The [db.analysis] section already exists in DbConfig (currently used for planned auto-explain features). Query stats configuration fits naturally here.

Lifecycle

ephpm starts
    |
    v
QueryStats::new(config) -- creates empty DashMap
    |
    +---> passed to start_db_proxies() ---> DB Proxy calls stats.record()
    |
    +---> passed to start_litewire()   ---> TrackedBackend calls stats.record()
    |
    v
Prometheus scrapes /metrics -- reads from QueryStats
    |
    v
ephpm shuts down -- QueryStats dropped, all stats lost (ephemeral by design)

Stats are ephemeral – they exist only in memory for the lifetime of the process. This is intentional:

  • No disk I/O on the query hot path
  • No persistence complexity
  • Prometheus handles long-term storage and alerting
  • Process restart gives a clean slate (same as MySQL’s performance_schema after restart)

Top Queries Endpoint

Optional: expose a /__/queries admin endpoint (alongside the existing /__/metrics) that returns the top N queries by total time. Useful for quick debugging without Prometheus.

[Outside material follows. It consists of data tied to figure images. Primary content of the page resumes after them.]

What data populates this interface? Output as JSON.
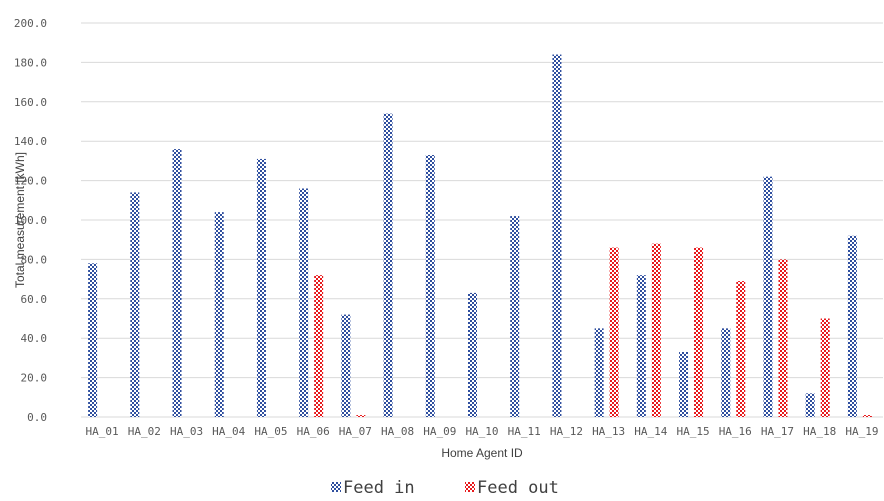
{
  "chart_data": {
    "type": "bar",
    "xlabel": "Home Agent ID",
    "ylabel": "Total measurement [kWh]",
    "ylim": [
      0,
      200
    ],
    "yticks": [
      0,
      20,
      40,
      60,
      80,
      100,
      120,
      140,
      160,
      180,
      200
    ],
    "ytick_labels": [
      "0.0",
      "20.0",
      "40.0",
      "60.0",
      "80.0",
      "100.0",
      "120.0",
      "140.0",
      "160.0",
      "180.0",
      "200.0"
    ],
    "grid": true,
    "legend_position": "bottom",
    "categories": [
      "HA_01",
      "HA_02",
      "HA_03",
      "HA_04",
      "HA_05",
      "HA_06",
      "HA_07",
      "HA_08",
      "HA_09",
      "HA_10",
      "HA_11",
      "HA_12",
      "HA_13",
      "HA_14",
      "HA_15",
      "HA_16",
      "HA_17",
      "HA_18",
      "HA_19"
    ],
    "series": [
      {
        "name": "Feed in",
        "color": "#2f4f9f",
        "pattern": "dotted-blue",
        "values": [
          78,
          114,
          136,
          104,
          131,
          116,
          52,
          154,
          133,
          63,
          102,
          184,
          45,
          72,
          33,
          45,
          122,
          12,
          92
        ]
      },
      {
        "name": "Feed out",
        "color": "#e8191c",
        "pattern": "dotted-red",
        "values": [
          0,
          0,
          0,
          0,
          0,
          72,
          1,
          0,
          0,
          0,
          0,
          0,
          86,
          88,
          86,
          69,
          80,
          50,
          1
        ]
      }
    ]
  }
}
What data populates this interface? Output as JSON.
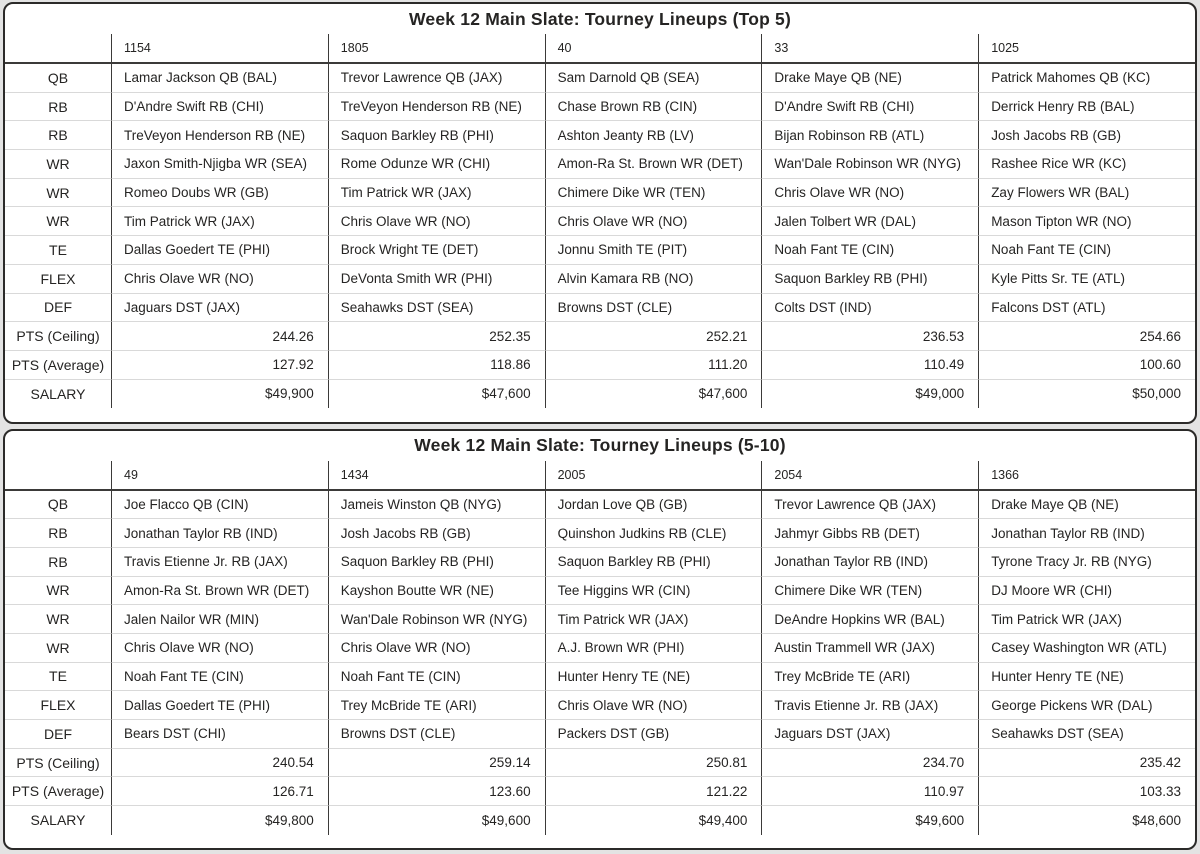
{
  "page_background": "#e3e3e3",
  "colors": {
    "panel_border": "#2b2a29",
    "column_divider": "#3b3a39",
    "row_divider": "#d9d9d9",
    "text": "#252423",
    "panel_background": "#ffffff"
  },
  "chart_data": [
    {
      "type": "table",
      "title": "Week 12 Main Slate: Tourney Lineups (Top 5)",
      "columns": [
        "1154",
        "1805",
        "40",
        "33",
        "1025"
      ],
      "rows": [
        {
          "label": "QB",
          "cells": [
            "Lamar Jackson QB (BAL)",
            "Trevor Lawrence QB (JAX)",
            "Sam Darnold QB (SEA)",
            "Drake Maye QB (NE)",
            "Patrick Mahomes QB (KC)"
          ]
        },
        {
          "label": "RB",
          "cells": [
            "D'Andre Swift RB (CHI)",
            "TreVeyon Henderson RB (NE)",
            "Chase Brown RB (CIN)",
            "D'Andre Swift RB (CHI)",
            "Derrick Henry RB (BAL)"
          ]
        },
        {
          "label": "RB",
          "cells": [
            "TreVeyon Henderson RB (NE)",
            "Saquon Barkley RB (PHI)",
            "Ashton Jeanty RB (LV)",
            "Bijan Robinson RB (ATL)",
            "Josh Jacobs RB (GB)"
          ]
        },
        {
          "label": "WR",
          "cells": [
            "Jaxon Smith-Njigba WR (SEA)",
            "Rome Odunze WR (CHI)",
            "Amon-Ra St. Brown WR (DET)",
            "Wan'Dale Robinson WR (NYG)",
            "Rashee Rice WR (KC)"
          ]
        },
        {
          "label": "WR",
          "cells": [
            "Romeo Doubs WR (GB)",
            "Tim Patrick WR (JAX)",
            "Chimere Dike WR (TEN)",
            "Chris Olave WR (NO)",
            "Zay Flowers WR (BAL)"
          ]
        },
        {
          "label": "WR",
          "cells": [
            "Tim Patrick WR (JAX)",
            "Chris Olave WR (NO)",
            "Chris Olave WR (NO)",
            "Jalen Tolbert WR (DAL)",
            "Mason Tipton WR (NO)"
          ]
        },
        {
          "label": "TE",
          "cells": [
            "Dallas Goedert TE (PHI)",
            "Brock Wright TE (DET)",
            "Jonnu Smith TE (PIT)",
            "Noah Fant TE (CIN)",
            "Noah Fant TE (CIN)"
          ]
        },
        {
          "label": "FLEX",
          "cells": [
            "Chris Olave WR (NO)",
            "DeVonta Smith WR (PHI)",
            "Alvin Kamara RB (NO)",
            "Saquon Barkley RB (PHI)",
            "Kyle Pitts Sr. TE (ATL)"
          ]
        },
        {
          "label": "DEF",
          "cells": [
            "Jaguars DST (JAX)",
            "Seahawks DST (SEA)",
            "Browns DST (CLE)",
            "Colts DST (IND)",
            "Falcons DST (ATL)"
          ]
        },
        {
          "label": "PTS (Ceiling)",
          "cells": [
            "244.26",
            "252.35",
            "252.21",
            "236.53",
            "254.66"
          ]
        },
        {
          "label": "PTS (Average)",
          "cells": [
            "127.92",
            "118.86",
            "111.20",
            "110.49",
            "100.60"
          ]
        },
        {
          "label": "SALARY",
          "cells": [
            "$49,900",
            "$47,600",
            "$47,600",
            "$49,000",
            "$50,000"
          ]
        }
      ]
    },
    {
      "type": "table",
      "title": "Week 12 Main Slate: Tourney Lineups (5-10)",
      "columns": [
        "49",
        "1434",
        "2005",
        "2054",
        "1366"
      ],
      "rows": [
        {
          "label": "QB",
          "cells": [
            "Joe Flacco QB (CIN)",
            "Jameis Winston QB (NYG)",
            "Jordan Love QB (GB)",
            "Trevor Lawrence QB (JAX)",
            "Drake Maye QB (NE)"
          ]
        },
        {
          "label": "RB",
          "cells": [
            "Jonathan Taylor RB (IND)",
            "Josh Jacobs RB (GB)",
            "Quinshon Judkins RB (CLE)",
            "Jahmyr Gibbs RB (DET)",
            "Jonathan Taylor RB (IND)"
          ]
        },
        {
          "label": "RB",
          "cells": [
            "Travis Etienne Jr. RB (JAX)",
            "Saquon Barkley RB (PHI)",
            "Saquon Barkley RB (PHI)",
            "Jonathan Taylor RB (IND)",
            "Tyrone Tracy Jr. RB (NYG)"
          ]
        },
        {
          "label": "WR",
          "cells": [
            "Amon-Ra St. Brown WR (DET)",
            "Kayshon Boutte WR (NE)",
            "Tee Higgins WR (CIN)",
            "Chimere Dike WR (TEN)",
            "DJ Moore WR (CHI)"
          ]
        },
        {
          "label": "WR",
          "cells": [
            "Jalen Nailor WR (MIN)",
            "Wan'Dale Robinson WR (NYG)",
            "Tim Patrick WR (JAX)",
            "DeAndre Hopkins WR (BAL)",
            "Tim Patrick WR (JAX)"
          ]
        },
        {
          "label": "WR",
          "cells": [
            "Chris Olave WR (NO)",
            "Chris Olave WR (NO)",
            "A.J. Brown WR (PHI)",
            "Austin Trammell WR (JAX)",
            "Casey Washington WR (ATL)"
          ]
        },
        {
          "label": "TE",
          "cells": [
            "Noah Fant TE (CIN)",
            "Noah Fant TE (CIN)",
            "Hunter Henry TE (NE)",
            "Trey McBride TE (ARI)",
            "Hunter Henry TE (NE)"
          ]
        },
        {
          "label": "FLEX",
          "cells": [
            "Dallas Goedert TE (PHI)",
            "Trey McBride TE (ARI)",
            "Chris Olave WR (NO)",
            "Travis Etienne Jr. RB (JAX)",
            "George Pickens WR (DAL)"
          ]
        },
        {
          "label": "DEF",
          "cells": [
            "Bears DST (CHI)",
            "Browns DST (CLE)",
            "Packers DST (GB)",
            "Jaguars DST (JAX)",
            "Seahawks DST (SEA)"
          ]
        },
        {
          "label": "PTS (Ceiling)",
          "cells": [
            "240.54",
            "259.14",
            "250.81",
            "234.70",
            "235.42"
          ]
        },
        {
          "label": "PTS (Average)",
          "cells": [
            "126.71",
            "123.60",
            "121.22",
            "110.97",
            "103.33"
          ]
        },
        {
          "label": "SALARY",
          "cells": [
            "$49,800",
            "$49,600",
            "$49,400",
            "$49,600",
            "$48,600"
          ]
        }
      ]
    }
  ]
}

GET /__/queries?limit=20&sort=total_time

[
  {
    "digest": "SELECT * FROM users WHERE id = ?",
    "count": 45821,
    "error_count": 3,
    "total_time_ms": 12340,
    "avg_time_ms": 0.27,
    "max_time_ms": 45.2,
    "rows_total": 45818,
    "first_seen": "2024-01-15T10:30:00Z",
    "last_seen": "2024-01-15T14:22:11Z"
  },
  ...
]

Sort options: total_time (default), count, avg_time, max_time, error_count.

Testing Strategy

  1. Unit tests (ephpm-query-stats):

    • Normalization: literals, strings, numbers, IN lists, comments, whitespace
    • Digest hashing: same SQL produces same hash, different SQL produces different hash
    • Stats recording: counts, timing aggregation, max/min tracking
    • Memory bound: max_digests enforcement
    • Slow query detection: threshold comparison
  2. Integration tests (ephpm-server):

    • TrackedBackend wraps rusqlite, queries are recorded
    • Stats appear in Prometheus metrics output
    • Slow query threshold triggers warn log
  3. E2E tests (ephpm-e2e):

    • PHP executes queries through LiteWire
    • /metrics endpoint contains ephpm_query_duration_seconds
    • Repeated queries aggregate under the same digest

Dependencies

CratePurposeAlready in workspace?
dashmapConcurrent digest mapYes (ephpm-kv)
parking_lotAtomic entry updatesYes
tracingSlow query loggingYes
metricsPrometheus integrationYes

No new external dependencies required.

Implementation Phases

PhaseScopeMilestone
1ephpm-query-stats crate: normalizer, digest, QueryStats struct, record()Stats recording works
2Slow query logging (tracing warn)Operators get alerts
3TrackedBackend in ephpm-server, LiteWire integrationLiteWire queries tracked
4DB Proxy integration (pass QueryStats to proxy)Both paths tracked
5Prometheus metrics registrationDashboards work
6/__/queries admin endpointQuick debugging
7Config integration ([db.analysis] fields)User-configurable

Phase 1-3 are the MVP. Phase 4 requires touching ephpm-db internals. Phase 5-7 are polish.

Prior Art

ProjectApproach
MySQL performance_schemaIn-process digest tracking, same normalization approach
ProxySQLProxy-level query digest with stats table, regex-based normalization
PgBouncerNo query-level stats (connection-level only)
pgDogQuery digest with Prometheus export

The normalizer design follows MySQL’s performance_schema approach (character-level state machine) rather than ProxySQL’s regex approach (fragile with complex SQL).